As her words hang in the air, Mari wonders if this is how it will be from now on. Every conversation ready to take a turn for the grim. Every sentence ready to foreshadow. Her mom must sense it too because she changes the subject. “So. School starts in a week. Excited?”
“About as excited as that chicken you’re butchering.”
“Oh, please. I bet you are. I mean, it’s your senior year.”
“It’s just school, Mom.”
“But senior year is absolutely the best. God, I had so much fun! Cheerleading. Student council. Senior trip. Prom. You’re going to love it; I know you will.” She wipes her forehead with the back of her forearm, and then pauses. “There’s so much to do. So much I want to see you do,” she adds.
“Yup, I really do think they’re going to make me head cheerleader this year,” Mari says.
Her mom ignores her. “Do you know who you want to ask you to prom yet?”
“I’d sooner walk into a lake.”
“What about Dante?”
“Sheesh, cool your jets, Mom. I tell you what—you can go in my place.”
“I guarantee you’ll get excited once we start dress shopping . . . and you know, you really should start letting me give you a few style tips. You’re such a beautiful girl. A few small adjustments and you’ll have to fight the boys off with a stick.”
“I think I had that nightmare once,” Mari says. “Need me to cut anything else?”
“You really should start dating. It’d be good for you.”
“Let it go, Mom.”
Her mom’s eyes brighten. “What about Archie?”
“I have a knife.”
“Fine.” She puts her hands up in surrender. “I just want to make sure you’re happy.”
“Cutting things makes me happy.”
“Then here,” her mom says, handing her a head of romaine lettuce.
They work in comfortable silence for the next few minutes. There is no conversation, just the sounds of the kitchen. From the living room, a crowd erupts on the television. Mari’s dad lets out a happy shout. Yay, sports.
“You read that lette
r yet?” her mom asks.
Mari sets down the knife and looks up at the ceiling. She wants to make her mom happy, but she’s sick of this topic. She wants to scream at the top of her lungs. She wants to scream so loudly that it will shatter glass, send birds to flight, and set off car alarms.
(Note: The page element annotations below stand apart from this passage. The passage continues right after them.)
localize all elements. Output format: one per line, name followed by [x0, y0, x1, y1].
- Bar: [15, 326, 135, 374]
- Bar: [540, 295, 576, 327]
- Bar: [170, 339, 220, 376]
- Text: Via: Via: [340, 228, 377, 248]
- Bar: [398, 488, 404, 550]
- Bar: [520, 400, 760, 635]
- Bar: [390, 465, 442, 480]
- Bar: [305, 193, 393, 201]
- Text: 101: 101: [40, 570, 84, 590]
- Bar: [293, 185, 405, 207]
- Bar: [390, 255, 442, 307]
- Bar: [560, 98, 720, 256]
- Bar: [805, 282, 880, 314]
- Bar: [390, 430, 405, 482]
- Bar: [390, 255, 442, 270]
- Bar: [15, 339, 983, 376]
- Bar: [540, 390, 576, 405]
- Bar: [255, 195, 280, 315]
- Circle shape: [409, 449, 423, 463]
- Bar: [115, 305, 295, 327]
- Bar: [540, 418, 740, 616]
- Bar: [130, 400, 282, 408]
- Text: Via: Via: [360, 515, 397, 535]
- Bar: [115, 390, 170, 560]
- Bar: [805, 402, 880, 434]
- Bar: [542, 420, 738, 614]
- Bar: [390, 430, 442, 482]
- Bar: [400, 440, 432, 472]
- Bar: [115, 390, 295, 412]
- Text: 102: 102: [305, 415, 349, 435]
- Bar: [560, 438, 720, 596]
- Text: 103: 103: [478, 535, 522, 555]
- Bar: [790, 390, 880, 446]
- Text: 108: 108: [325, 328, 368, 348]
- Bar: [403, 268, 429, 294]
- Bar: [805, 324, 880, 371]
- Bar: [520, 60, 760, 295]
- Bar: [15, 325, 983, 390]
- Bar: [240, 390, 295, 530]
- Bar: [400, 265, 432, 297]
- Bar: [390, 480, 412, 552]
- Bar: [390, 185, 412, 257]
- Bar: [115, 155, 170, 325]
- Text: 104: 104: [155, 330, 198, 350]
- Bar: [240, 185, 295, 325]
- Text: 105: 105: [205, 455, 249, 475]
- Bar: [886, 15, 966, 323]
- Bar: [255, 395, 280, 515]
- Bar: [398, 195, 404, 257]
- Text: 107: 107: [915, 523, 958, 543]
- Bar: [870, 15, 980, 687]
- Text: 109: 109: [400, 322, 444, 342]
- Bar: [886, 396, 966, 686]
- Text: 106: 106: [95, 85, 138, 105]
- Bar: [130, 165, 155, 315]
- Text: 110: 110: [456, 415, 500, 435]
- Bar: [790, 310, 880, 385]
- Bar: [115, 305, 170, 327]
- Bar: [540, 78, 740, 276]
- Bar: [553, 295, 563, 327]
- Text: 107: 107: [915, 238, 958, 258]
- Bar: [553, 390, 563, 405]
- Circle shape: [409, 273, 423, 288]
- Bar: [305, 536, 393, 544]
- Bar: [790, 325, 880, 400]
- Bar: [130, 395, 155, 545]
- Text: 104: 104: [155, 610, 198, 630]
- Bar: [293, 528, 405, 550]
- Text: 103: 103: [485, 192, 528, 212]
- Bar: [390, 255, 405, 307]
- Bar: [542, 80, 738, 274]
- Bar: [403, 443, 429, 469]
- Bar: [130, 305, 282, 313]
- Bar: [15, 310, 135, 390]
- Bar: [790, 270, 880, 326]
Instead she drops her eyes to the chopped lettuce. “I don’t care about contacting that woman, Mom. She’s a stranger. You’ve always been here for me. I want to be here for you. What’s wrong with that?”
Her mom sighs. “Nothing, honey. Just don’t forget that there are other people out there that need you, too.”
If I Could, I Would Hug You Back
Thursday
Mari clicks through the search results. All the first several websites are laid out in the same way. Neutral or light color schemes meant to exude reassurance. A large, happy logo on the main page. Links on the left-hand side that lead to sections that explain the basic information, the process of diagnosis, the treatment options, support group information.
The survival rates.
Mari reads page after page about fatty tissues, mammary glands, the lactiferous sinus, and lymphatic nodes. She encounters clunky medical terms, words like metastasize, lobular carcinoma, chemoembolization. They all sound like demons in some fantasy game. She whispers the words quietly over and over again, until they flow from her lips, hoping that mastering their names removes their power.
She studies illustrated diagrams of naked female torsos. The beige skin is always lifted from one breast to expose the spidery web of ligaments and ducts radiating from the beneath the nipple. She watches 3D-animation videos that show malevolent, black and purple lumps growing and spreading and then invading other parts of the body. She examines post-mastectomy photographs wherein single breasts hang asymmetrically opposite scars that look like crooked smiles. Mari is certain she will never be able to see another female—or herself—in the same way ever again.
Mari starts to recognize the same information and the same pictures on website after website. On the search results pages she skips past the links to medical sites and eventually stumbles across a blog kept by a woman diagnosed with stage four breast cancer.